Clearly, there are reasons for these changing dynamics. Yet, some things remain. Many aspects of the domestic economy continue to show mild growth. Industrial production, for instance, advanced 0.4% in December, after dropping 0.3% in November, which followed a 0.6% gain in October and 0.2% improvements in both August and September. Are we seeing massive improvements that suggest hiring is really going to take off? Not really. Just more the same.

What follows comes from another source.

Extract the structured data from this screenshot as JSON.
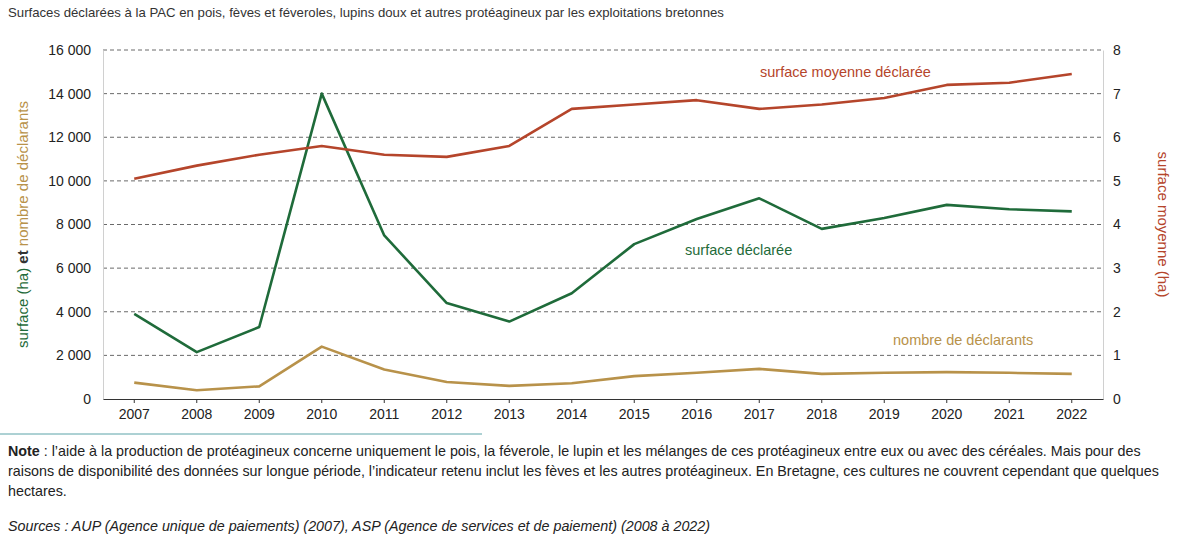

At the same time, overseas risks seem to be growing. The IMF recently cut its growth forecasts. Let's face it, Europe, particularly southern Europe, doesn't look so hot, and that threatens much of the continent later this year. The UK is also suffering: Brad DeLong recently wrote about how the UK is doing worse now than during the Great Depression, and, as he writes, "the odds are high that British real GDP is headed down again."While I remain somewhat optimistic on the US economy moving along its current slow-growth path (good gravy, think about how conditions must be if I am using "optimistic" with "slow-growth"), we are unfortunately not in a vacuum. Weakening conditions externally can weigh on economic activity here, and that could hamper job growth later this year.